The sales funnel visually describes the sales process from initial contact to final sale. It uses the metaphor of a leaky funnel, into which a seller can “drop” sales opportunities. At some point, sales opportunities are removed from the funnel because potential customers become uninterested or you determine their lack of fit.
The stages of a sales process refer to a potential customer’s degree of readiness to commit to a deal (from the seller’s perspective). Or put in a different way, readiness may be seen as the probability of the sale taking place.
As a sales opportunity moves down the funnel, time to closing decreases and the probability of the sale occurring increases. The sales funnel metaphor enables you to analyze and manage a portfolio of sales opportunities.
Mechanics of the sales funnel
In the process of pursuing a sales opportunity, you essentially work to remove barriers to the sale. When you remove a barrier, the opportunity moves to the next stage. Barriers include uncertainty about your product’s fit and value, lack of budget or the customer’s buying process.
As you gain experience in working with customers and sales processes, you can create your own version of the sales funnel, complete with specific steps and actions to move prospects from stage to stage. What we have described here can act as a starting point or template.
Stages in the sales funnel
Lead (Suspect): A lead (also known as a suspect) is someone you have not spoken to. But if a lead appears similar in profile to your target customer, you may decide that they are worth pursuing. Track your most fruitful sources of leads (that is, leads that become customers).
Prospect: A prospect has confirmed interest in your offering. You have had a conversation, provided the person with information about what you do, and both of you have agreed to a next step in the sales process.

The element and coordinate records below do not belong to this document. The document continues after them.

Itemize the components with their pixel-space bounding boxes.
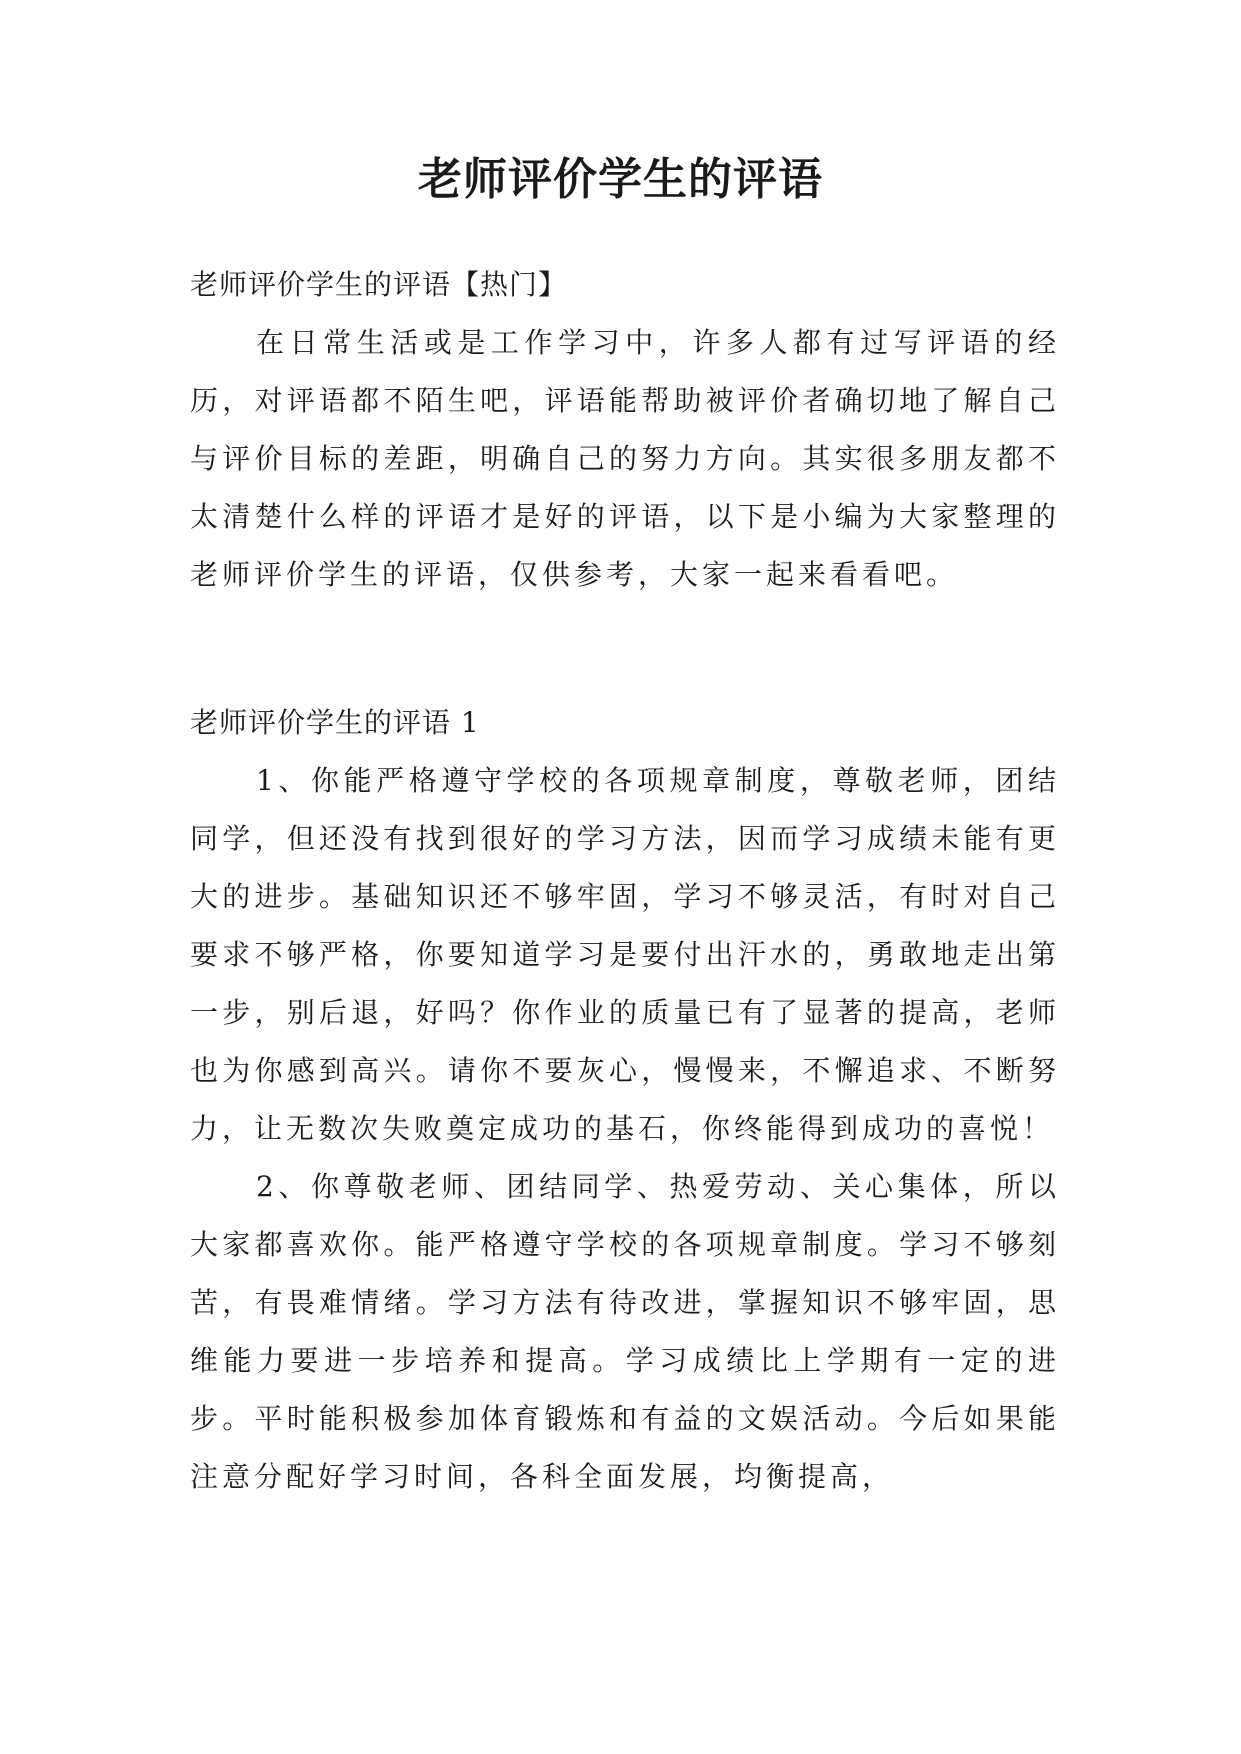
intro-heading: 老师评价学生的评语【热门】 [190, 268, 568, 301]
section-heading: 老师评价学生的评语 1 [190, 706, 480, 739]
comment-section-1 [190, 694, 1060, 1506]
intro-section [190, 256, 1060, 604]
comment-item-2: 2、你尊敬老师、团结同学、热爱劳动、关心集体，所以大家都喜欢你。能严格遵守学校的各项规章制度。学习不够刻苦，有畏难情绪。学习方法有待改进，掌握知识不够牢固，思维能力要进一步培养和提高。学习成绩比上学期有一定的进步。平时能积极参加体育锻炼和有益的文娱活动。今后如果能注意分配好学习时间，各科全面发展，均衡提高， [190, 1170, 1060, 1493]
document-title: 老师评价学生的评语 [418, 154, 823, 205]
intro-paragraph: 在日常生活或是工作学习中，许多人都有过写评语的经历，对评语都不陌生吧，评语能帮助被评价者确切地了解自己与评价目标的差距，明确自己的努力方向。其实很多朋友都不太清楚什么样的评语才是好的评语，以下是小编为大家整理的老师评价学生的评语，仅供参考，大家一起来看看吧。 [190, 326, 1060, 591]
comment-item-1: 1、你能严格遵守学校的各项规章制度，尊敬老师，团结同学，但还没有找到很好的学习方法，因而学习成绩未能有更大的进步。基础知识还不够牢固，学习不够灵活，有时对自己要求不够严格，你要知道学习是要付出汗水的，勇敢地走出第一步，别后退，好吗？你作业的质量已有了显著的提高，老师也为你感到高兴。请你不要灰心，慢慢来，不懈追求、不断努力，让无数次失败奠定成功的基石，你终能得到成功的喜悦！ [190, 764, 1060, 1145]
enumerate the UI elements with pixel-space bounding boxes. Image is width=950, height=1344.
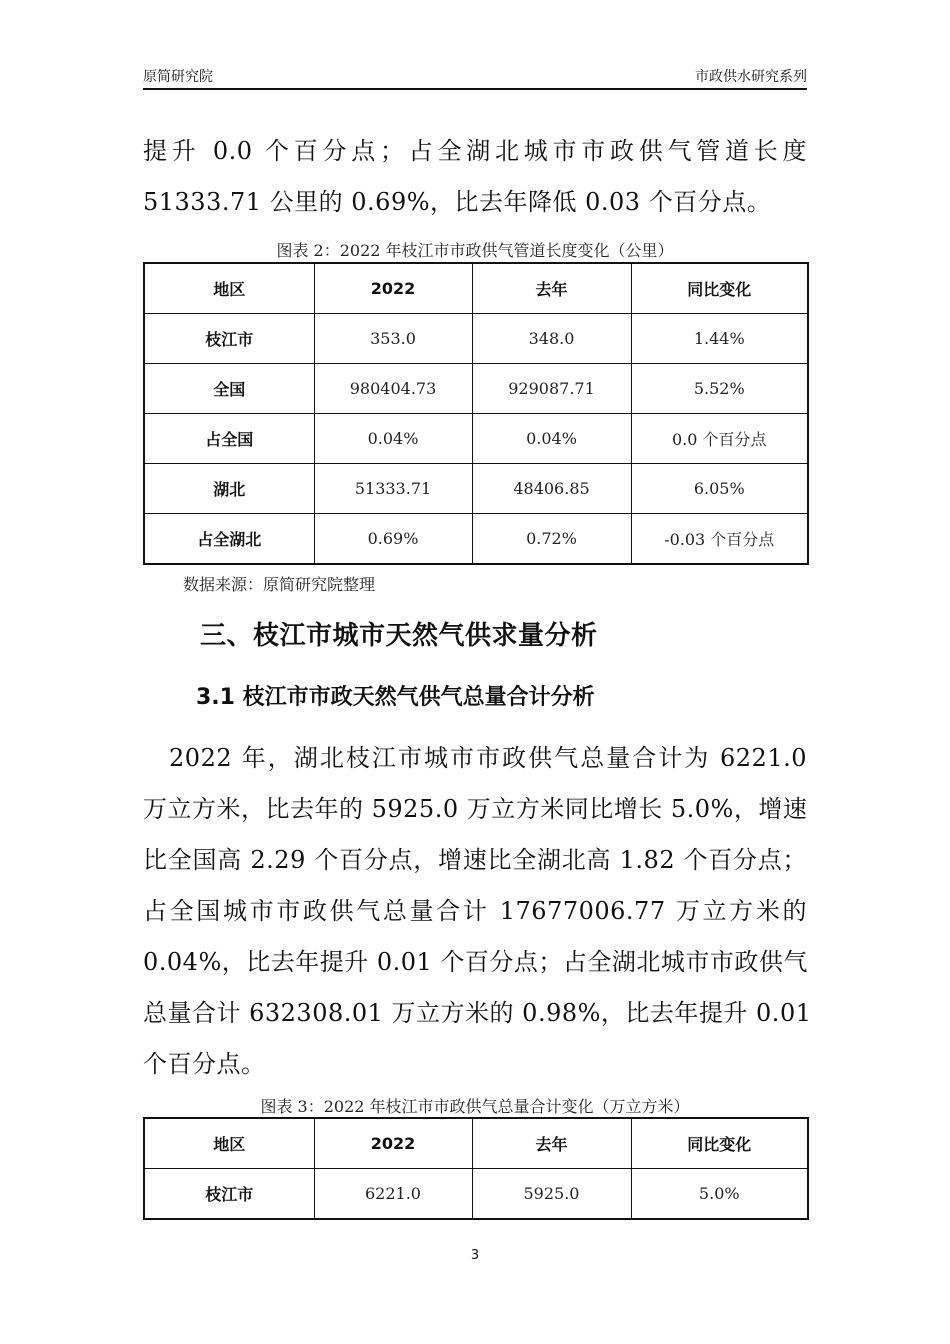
paragraph-line: 占全国城市市政供气总量合计 17677006.77 万立方米的: [143, 897, 807, 925]
paragraph-line: 万立方米，比去年的 5925.0 万立方米同比增长 5.0%，增速: [143, 795, 808, 823]
section-heading: 三、枝江市城市天然气供求量分析: [200, 621, 598, 651]
paragraph-line: 个百分点。: [143, 1050, 266, 1078]
cell-2022: 0.04%: [314, 414, 472, 464]
cell-yoy-change: 5.52%: [631, 364, 808, 414]
cell-last-year: 5925.0: [472, 1169, 631, 1220]
table-header-row: [144, 263, 808, 314]
cell-last-year: 48406.85: [472, 464, 631, 514]
table-row: [144, 314, 808, 364]
column-header-region: 地区: [144, 263, 314, 314]
paragraph-line: 比全国高 2.29 个百分点，增速比全湖北高 1.82 个百分点；: [143, 846, 807, 874]
table-header-row: [144, 1118, 808, 1169]
cell-yoy-change: 6.05%: [631, 464, 808, 514]
table-row: [144, 414, 808, 464]
paragraph-line: 总量合计 632308.01 万立方米的 0.98%，比去年提升 0.01: [143, 999, 812, 1027]
paragraph-line: 51333.71 公里的 0.69%，比去年降低 0.03 个百分点。: [143, 188, 772, 216]
column-header-last-year: 去年: [472, 263, 631, 314]
cell-region: 全国: [144, 364, 314, 414]
page-header: [143, 66, 807, 90]
cell-yoy-change: 0.0 个百分点: [631, 414, 808, 464]
cell-last-year: 348.0: [472, 314, 631, 364]
body-paragraph: [143, 733, 812, 1090]
paragraph-line: 2022 年，湖北枝江市城市市政供气总量合计为 6221.0: [143, 744, 807, 772]
cell-2022: 0.69%: [314, 514, 472, 565]
cell-2022: 353.0: [314, 314, 472, 364]
header-series-name: 市政供水研究系列: [695, 69, 807, 85]
cell-2022: 980404.73: [314, 364, 472, 414]
table-row: [144, 464, 808, 514]
table-row: [144, 1169, 808, 1220]
cell-region: 占全湖北: [144, 514, 314, 565]
cell-region: 湖北: [144, 464, 314, 514]
cell-2022: 6221.0: [314, 1169, 472, 1220]
cell-last-year: 0.72%: [472, 514, 631, 565]
paragraph-line: 提升 0.0 个百分点；占全湖北城市市政供气管道长度: [143, 137, 807, 165]
column-header-2022: 2022: [314, 1118, 472, 1169]
table2-pipeline-length: [143, 262, 809, 565]
column-header-yoy-change: 同比变化: [631, 263, 808, 314]
cell-region: 占全国: [144, 414, 314, 464]
column-header-2022: 2022: [314, 263, 472, 314]
table-row: [144, 364, 808, 414]
cell-last-year: 929087.71: [472, 364, 631, 414]
subsection-heading: 3.1 枝江市市政天然气供气总量合计分析: [196, 685, 595, 710]
table2-caption: 图表 2：2022 年枝江市市政供气管道长度变化（公里）: [276, 241, 674, 260]
page-number: 3: [470, 1248, 480, 1263]
table2-source-note: 数据来源：原简研究院整理: [183, 575, 376, 594]
cell-last-year: 0.04%: [472, 414, 631, 464]
paragraph-line: 0.04%，比去年提升 0.01 个百分点；占全湖北城市市政供气: [143, 948, 808, 976]
cell-yoy-change: 5.0%: [631, 1169, 808, 1220]
table3-caption: 图表 3：2022 年枝江市市政供气总量合计变化（万立方米）: [260, 1097, 690, 1116]
intro-paragraph: [143, 126, 807, 228]
column-header-region: 地区: [144, 1118, 314, 1169]
header-org-name: 原简研究院: [143, 69, 213, 85]
cell-yoy-change: -0.03 个百分点: [631, 514, 808, 565]
cell-yoy-change: 1.44%: [631, 314, 808, 364]
cell-2022: 51333.71: [314, 464, 472, 514]
column-header-yoy-change: 同比变化: [631, 1118, 808, 1169]
table-row: [144, 514, 808, 565]
cell-region: 枝江市: [144, 1169, 314, 1220]
table3-gas-supply-total: [143, 1117, 809, 1220]
column-header-last-year: 去年: [472, 1118, 631, 1169]
cell-region: 枝江市: [144, 314, 314, 364]
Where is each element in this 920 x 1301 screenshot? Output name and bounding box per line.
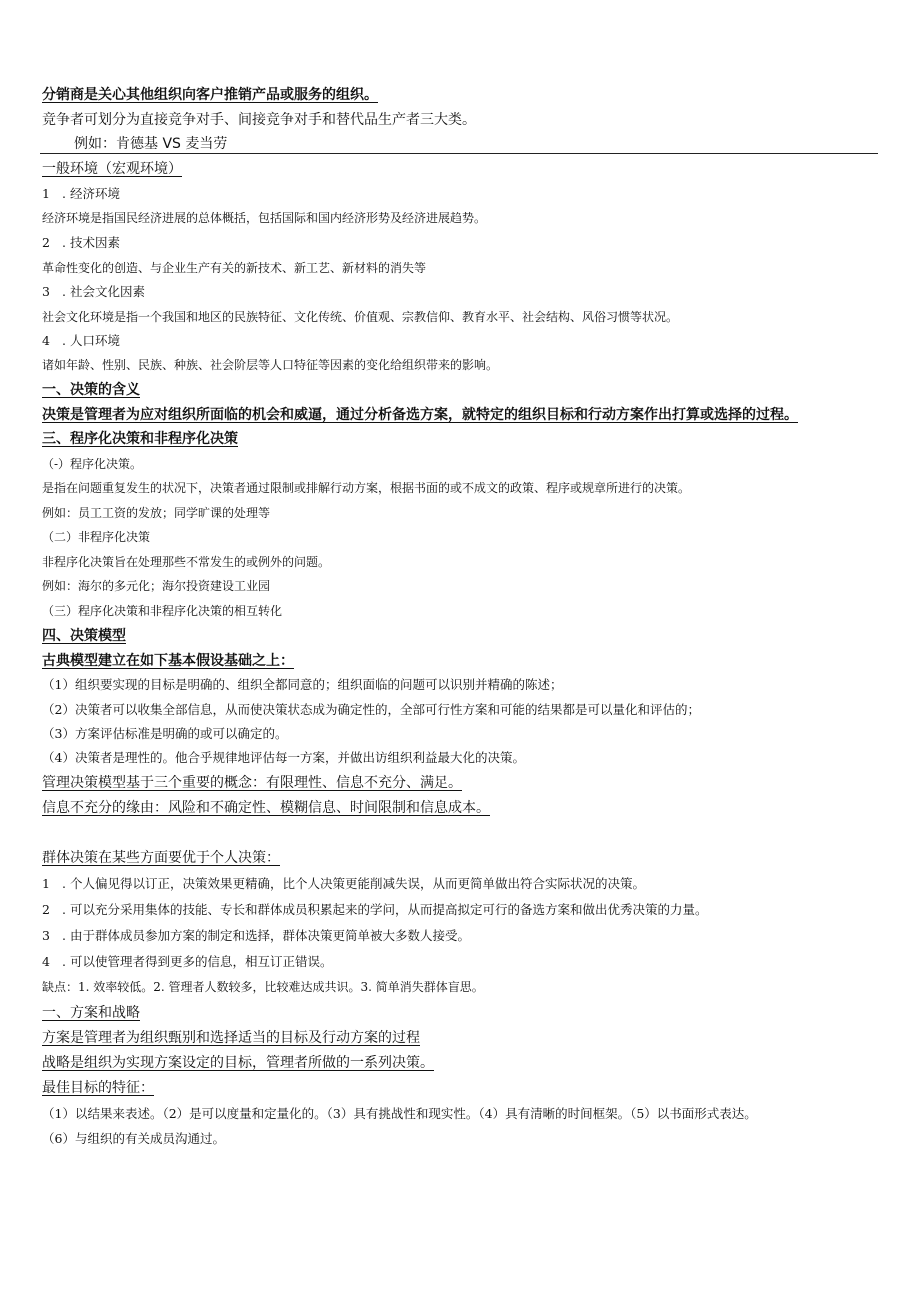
group-advantage-item	[42, 904, 707, 917]
item-text: . 由于群体成员参加方案的制定和选择，群体决策更简单被大多数人接受。	[62, 928, 470, 943]
environment-item-3	[42, 286, 145, 299]
item-label: . 社会文化因素	[62, 284, 145, 299]
classical-model-title: 古典模型建立在如下基本假设基础之上：	[42, 653, 294, 669]
item-number: （4）	[42, 750, 75, 765]
item-text: . 可以使管理者得到更多的信息，相互订正错误。	[62, 954, 333, 969]
group-decision-title: 群体决策在某些方面要优于个人决策：	[42, 850, 280, 866]
programmed-decision-desc: 是指在问题重复发生的状况下，决策者通过限制或排解行动方案，根据书面的或不成文的政策、程序或规章所进行的决策。	[42, 481, 691, 495]
item-text: 组织要实现的目标是明确的、组织全都同意的；组织面临的问题可以识别并精确的陈述；	[74, 677, 563, 692]
item-text: 方案评估标准是明确的或可以确定的。	[74, 726, 288, 741]
assumption-item	[42, 679, 562, 692]
item-number: 1	[42, 186, 50, 201]
item-number: 2	[42, 902, 50, 917]
item-number: 1	[42, 876, 50, 891]
decision-models-title: 四、决策模型	[42, 628, 126, 644]
programmed-decision-example: 例如：员工工资的发放；同学旷课的处理等	[42, 506, 271, 520]
item-label: . 人口环境	[62, 333, 120, 348]
decision-meaning-text: 决策是管理者为应对组织所面临的机会和威逼，通过分析备选方案，就特定的组织目标和行动方案作出打算或选择的过程。	[42, 407, 798, 423]
goal-features-title: 最佳目标的特征：	[42, 1080, 154, 1096]
general-environment-title: 一般环境（宏观环境）	[42, 161, 182, 177]
item-label: . 技术因素	[62, 235, 120, 250]
environment-item-4-desc: 诸如年龄、性别、民族、种族、社会阶层等人口特征等因素的变化给组织带来的影响。	[42, 358, 499, 372]
goal-features-line-2: （6）与组织的有关成员沟通过。	[42, 1131, 225, 1146]
item-number: （1）	[42, 677, 75, 692]
nonprogrammed-decision-subtitle: （二）非程序化决策	[42, 530, 151, 544]
item-number: 4	[42, 954, 50, 969]
item-text: 决策者可以收集全部信息，从而使决策状态成为确定性的，全部可行性方案和可能的结果都是可以量化和评估的；	[74, 702, 700, 717]
nonprogrammed-decision-example: 例如：海尔的多元化；海尔投资建设工业园	[42, 579, 271, 593]
environment-item-4	[42, 335, 120, 348]
group-advantage-item	[42, 956, 332, 969]
item-label: . 经济环境	[62, 186, 120, 201]
plan-strategy-title: 一、方案和战略	[42, 1005, 140, 1021]
competitor-example: 例如：肯德基 VS 麦当劳	[74, 136, 228, 152]
group-advantage-item	[42, 930, 470, 943]
item-text: . 个人偏见得以订正，决策效果更精确，比个人决策更能削减失误，从而更简单做出符合实际状况的决策。	[62, 876, 645, 891]
item-number: （2）	[42, 702, 75, 717]
programmed-decision-title: 三、程序化决策和非程序化决策	[42, 431, 238, 447]
item-number: 2	[42, 235, 50, 250]
environment-item-1-desc: 经济环境是指国民经济进展的总体概括，包括国际和国内经济形势及经济进展趋势。	[42, 211, 487, 225]
distributor-definition: 分销商是关心其他组织向客户推销产品或服务的组织。	[42, 87, 378, 103]
goal-features-line-1: （1）以结果来表述。（2）是可以度量和定量化的。（3）具有挑战性和现实性。（4）具有清晰的时间框架。（5）以书面形式表达。	[42, 1106, 757, 1121]
assumption-item	[42, 704, 700, 717]
plan-definition: 方案是管理者为组织甄别和选择适当的目标及行动方案的过程	[42, 1030, 420, 1046]
group-drawbacks: 缺点：1. 效率较低。2. 管理者人数较多，比较难达成共识。3. 简单消失群体盲思。	[42, 980, 484, 994]
competitors-definition: 竞争者可划分为直接竞争对手、间接竞争对手和替代品生产者三大类。	[42, 112, 476, 128]
assumption-item	[42, 728, 287, 741]
environment-item-1	[42, 188, 120, 201]
divider-line	[40, 153, 878, 154]
decision-conversion-subtitle: （三）程序化决策和非程序化决策的相互转化	[42, 604, 283, 618]
item-number: 3	[42, 284, 50, 299]
item-text: . 可以充分采用集体的技能、专长和群体成员积累起来的学问，从而提高拟定可行的备选方案和做出优秀决策的力量。	[62, 902, 708, 917]
nonprogrammed-decision-desc: 非程序化决策旨在处理那些不常发生的或例外的问题。	[42, 555, 331, 569]
information-reasons-text: 信息不充分的缘由：风险和不确定性、模糊信息、时间限制和信息成本。	[42, 800, 490, 816]
administrative-model-text: 管理决策模型基于三个重要的概念：有限理性、信息不充分、满足。	[42, 775, 462, 791]
group-advantage-item	[42, 878, 645, 891]
item-number: 4	[42, 333, 50, 348]
decision-meaning-title: 一、决策的含义	[42, 382, 140, 398]
assumption-item	[42, 752, 525, 765]
environment-item-2-desc: 革命性变化的创造、与企业生产有关的新技术、新工艺、新材料的消失等	[42, 261, 427, 275]
item-number: 3	[42, 928, 50, 943]
programmed-decision-subtitle: （-）程序化决策。	[42, 457, 143, 471]
environment-item-2	[42, 237, 120, 250]
strategy-definition: 战略是组织为实现方案设定的目标，管理者所做的一系列决策。	[42, 1055, 434, 1071]
item-number: （3）	[42, 726, 75, 741]
item-text: 决策者是理性的。他合乎规律地评估每一方案，并做出访组织利益最大化的决策。	[74, 750, 525, 765]
environment-item-3-desc: 社会文化环境是指一个我国和地区的民族特征、文化传统、价值观、宗教信仰、教育水平、社会结构、风俗习惯等状况。	[42, 310, 679, 324]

Qualified prospect: Qualification is the most critical and demanding stage of the sales funnel. In the qualification process, you verify that the prospect has a need for your product, that the prospect sees value in your offering, that there is sufficient budget for a deal, that you have access to the decision-maker, and that there is an agreed-upon timeline for the sales process. The qualification process can be complex and lengthy, and can be managed with a Sales Call Talk Track and stakeholder management chart.
Committed: Ideally, you want to close the deal when all red flags have been dealt with. In reality, most deals close while critical red flags still exist. At this point, you have provided the customer with a proposal that outlines key contractual terms. When a customer has agreed to move forward with a deal, they are “committed” (also known as “verbal commitment” or “verbal”). What remains is to work out the details of the contract, delivery and payment, all of which have the potential to“undo” the commitment. The commitment may be offered contingent upon certain terms being met.
Transacted: A sale has transpired when a contract is signed by both parties. From a salesperson’s perspective, the fulfillment of the contract is the responsibility of other parts of the organization, and the salesperson can now focus on the next opportunity. In the case of early-stage start-ups, however, frequently the person that sells is also involved in fulfilling the contract. A signed contract can be booked as revenue from an accounting perspective.
The leaky funnel
If a sales opportunity does not move down the funnel, the sale will not happen and the opportunity should be removed, hence the “leaky” funnel. A leaky funnel is not necessarily bad; as a salesperson, you want to focus on opportunities that are likely to yield results. It is the nature of sales to have to remove an opportunity from your funnel. It does not mean that you will not sell to that account (a positive action by the customer can put them back into the funnel), but for the time being, you should centre your attention on opportunities that remain in the funnel.